According to DataQuick, the median price for a home sold in the San Diego area during the month of February was $410,000. That number is up from $405,000 in January and is 14.2 percent higher than the median price a year ago ($359,000). The annual appreciation rate for homes in San Diego, which peaked at 24.1 percent in June of 2013, has steadily declined over the last few months.
Mark Goldman, a loan officer and real estate lecturer at San Diego State University, said he thinks it looks like the market in San Diego is returning to its historical appreciation rate of 3 percent. “Interest rates are eking up, wages are stagnant, and the cost to run a household keeps going up,” Goldman said. “I kind of see this malaise continuing for quite some time.”
According to experts, the slowed growth in the housing market has been influenced by a variety of factors. The increase in mortgage rates, for instance, has made it harder for some to afford a home. Rates for a 30-year-fixed mortgage rose from 3.56 percent in February of 2013 to 4.37 percent this February. Increasing housing inventory has also helped to reduce upward pressure on prices. “Investors who are purchasing today, with the expectation that values are going to spike, I think in most cases are going to be disappointed,” Goldman pointed out.
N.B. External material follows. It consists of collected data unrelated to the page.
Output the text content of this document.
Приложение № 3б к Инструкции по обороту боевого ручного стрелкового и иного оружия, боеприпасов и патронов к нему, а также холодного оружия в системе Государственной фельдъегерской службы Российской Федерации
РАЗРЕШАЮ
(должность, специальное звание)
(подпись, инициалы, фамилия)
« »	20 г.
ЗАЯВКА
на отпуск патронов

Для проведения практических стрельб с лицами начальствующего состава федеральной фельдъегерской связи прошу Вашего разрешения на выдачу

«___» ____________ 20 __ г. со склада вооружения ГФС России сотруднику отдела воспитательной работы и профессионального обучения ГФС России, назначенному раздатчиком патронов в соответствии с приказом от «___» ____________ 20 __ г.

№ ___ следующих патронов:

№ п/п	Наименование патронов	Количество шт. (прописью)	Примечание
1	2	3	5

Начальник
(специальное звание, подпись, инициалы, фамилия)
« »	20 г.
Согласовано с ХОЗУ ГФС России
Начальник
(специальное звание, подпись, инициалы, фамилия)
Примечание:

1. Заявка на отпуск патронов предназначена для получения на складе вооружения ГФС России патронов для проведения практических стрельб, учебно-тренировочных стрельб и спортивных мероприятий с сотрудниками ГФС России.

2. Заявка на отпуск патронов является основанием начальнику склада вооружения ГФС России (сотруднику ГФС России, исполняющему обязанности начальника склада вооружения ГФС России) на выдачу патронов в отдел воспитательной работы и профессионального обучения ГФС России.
As mortgage rates get higher and inventory expands, the overall number of real estate transactions has begun to drop. Last month, there were 2,541 transactions throughout San Diego County, which is up from 2,338 in January. The total number of transactions, however, is down 8.6 percent when compared to February of 2013 (2,779). Although it may not seem like much of a drop, last month marked the fewest transactions in the month of February since 2011.
Foreclosures continue to drop:
A year’s worth of rising prices has helped keep the number of foreclosures in San Diego County at pre-recession levels.
In February, banks repossessed 141 properties in the San Diego area. That marks a slight decline from January and is down 44 percent from the 252 foreclosures in February of 2013. Last month’s foreclosure total was actually the lowest San Diego has seen since 2006, when just 40 properties were repossessed. “The whole thing with foreclosures is that they occur when there’s no equity,” Mark Goldman explained. “They’re most likely to occur when people are upside down on their mortgages.”
Default notices for the month of February were also down. From February of 2013 to last month, the number of defaults dropped from 551 to 442. That marks the lowest amount of default notices for February since 290 were filed in 2005. The peak for the month was 3,471 in 2009.